ENSO climate risk: predicting crop yield variability and coherence using cluster-based PCA

Citation

Lu, W., Atkinson, D.E., Newlands, N.K. (2017). ENSO climate risk: predicting crop yield variability and coherence using cluster-based PCA. Modeling Earth Systems and Environment, [online] 3(4), 1343-1359. http://dx.doi.org/10.1007/s40808-017-0382-0

Plain language summary

The El Nino Southern Oscillation (ENSO) event of 2015-16 was one the strongest of the last 30 years and it impacted agricultural production, decreasing global wine production, while increasing yields for major crops such as wheat. Climate variation globally accounts for up to a third of the observed variability in the yield of major crops. In this study, the researchers explore how ENSO climate variability may impact wheat and barley crop yield across the Canadian Prairies. A novel mathematical model is constructed to predict crop yield under ENSO forcing and high risk areas. The model is able to identify different zones within large production regions like the Canadian Prairies, comprising a collection or cluster of census of agricultural regions. The model also predicts different levels of yield response to inter-annual climate variability based on historical yield and climate information. This work enhances our ability to predict changes in crop yield across large production areas under seasonal-to-subseasonal climate variability thereby improving accuracy and reliability of yield forecasts over the growing season. In this way, crop outlooks that incorporate such model-based forecasts of crop yield can assist farmers in making better, more informed crop management decisions, especially during strong El Nino and La Nina years where extreme drought and flooding conditions have a higher likelihood of occurrence.

Abstract

The El Niño–Southern Oscillation (ENSO) has, in recent years, contributed to increases in the yields of major agricultural (annual) crops like wheat and barley in Canada. How such forcing alters the pattern of yield variation across different geographic scales and across large agricultural landscapes like the Canadian Prairies is less understood. Yet, such questions are of major importance in forecasting future cereal crop production. We explore the potential impact of ENSO on wheat and barley across the Canadian Prairies/Western Canada using a multi-scale, cluster-based principal component analysis (PCA) model that integrates machine-learning (K-means clustering) to predict areas of high climate risk.
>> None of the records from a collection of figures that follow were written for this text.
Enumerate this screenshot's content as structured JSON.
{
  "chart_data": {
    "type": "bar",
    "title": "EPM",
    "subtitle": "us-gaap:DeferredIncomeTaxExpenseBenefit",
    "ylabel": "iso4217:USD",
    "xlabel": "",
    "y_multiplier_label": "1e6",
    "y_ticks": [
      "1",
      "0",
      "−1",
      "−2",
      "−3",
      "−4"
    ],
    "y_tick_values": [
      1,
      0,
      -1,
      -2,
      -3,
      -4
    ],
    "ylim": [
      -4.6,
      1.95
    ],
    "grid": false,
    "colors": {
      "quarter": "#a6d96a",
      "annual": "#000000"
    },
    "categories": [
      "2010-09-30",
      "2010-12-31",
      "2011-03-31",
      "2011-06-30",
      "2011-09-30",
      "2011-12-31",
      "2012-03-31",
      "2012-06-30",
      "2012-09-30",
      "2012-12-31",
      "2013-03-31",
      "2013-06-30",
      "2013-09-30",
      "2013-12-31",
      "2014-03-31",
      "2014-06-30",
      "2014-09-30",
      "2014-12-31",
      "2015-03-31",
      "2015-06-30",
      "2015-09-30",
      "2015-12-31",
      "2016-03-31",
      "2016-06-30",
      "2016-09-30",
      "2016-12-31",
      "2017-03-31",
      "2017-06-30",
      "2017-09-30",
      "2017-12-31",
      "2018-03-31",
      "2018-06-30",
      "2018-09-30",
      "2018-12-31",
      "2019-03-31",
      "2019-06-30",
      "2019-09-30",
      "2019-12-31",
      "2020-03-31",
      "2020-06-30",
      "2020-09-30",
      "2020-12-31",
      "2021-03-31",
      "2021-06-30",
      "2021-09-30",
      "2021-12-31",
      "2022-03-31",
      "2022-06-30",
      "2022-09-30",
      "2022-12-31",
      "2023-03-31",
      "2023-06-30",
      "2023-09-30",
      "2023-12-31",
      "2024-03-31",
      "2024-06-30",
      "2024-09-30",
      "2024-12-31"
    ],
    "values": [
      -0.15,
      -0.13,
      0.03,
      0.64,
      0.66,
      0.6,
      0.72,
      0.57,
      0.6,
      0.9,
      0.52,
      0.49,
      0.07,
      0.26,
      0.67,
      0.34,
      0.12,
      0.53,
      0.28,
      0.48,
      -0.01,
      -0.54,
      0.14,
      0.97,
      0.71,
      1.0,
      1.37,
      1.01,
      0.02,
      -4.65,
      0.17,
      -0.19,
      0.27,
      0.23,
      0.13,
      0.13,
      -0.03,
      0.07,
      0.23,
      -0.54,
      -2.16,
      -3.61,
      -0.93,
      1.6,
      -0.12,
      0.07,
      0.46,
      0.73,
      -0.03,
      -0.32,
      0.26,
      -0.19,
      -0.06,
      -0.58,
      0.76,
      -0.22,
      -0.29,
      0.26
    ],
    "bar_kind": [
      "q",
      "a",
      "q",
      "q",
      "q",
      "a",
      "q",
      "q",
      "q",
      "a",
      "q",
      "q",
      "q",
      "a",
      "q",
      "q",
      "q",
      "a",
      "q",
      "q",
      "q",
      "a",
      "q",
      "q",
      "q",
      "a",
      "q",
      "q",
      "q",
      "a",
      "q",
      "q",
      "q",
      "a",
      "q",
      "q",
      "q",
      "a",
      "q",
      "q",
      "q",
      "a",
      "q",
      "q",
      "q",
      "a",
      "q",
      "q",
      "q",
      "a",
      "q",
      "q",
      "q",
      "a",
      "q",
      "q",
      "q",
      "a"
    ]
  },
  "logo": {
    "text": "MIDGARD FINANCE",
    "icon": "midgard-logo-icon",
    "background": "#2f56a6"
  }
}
These risk areas are separable clusters of subregions that show similar ENSO-yield correlation response (spatial coherency). Benchmarking this spatial model to non-spatial models indicates that spatial coherency leads to gains in prediction skill. Incorporating spatial coherency increased the skill in predicting crop yield; reducing RMSE error by up to 26–34% (spring wheat) and 2–4% (barley). We infer that accounting for spatial coherency improves the accuracy and reliability of crop yield forecasts.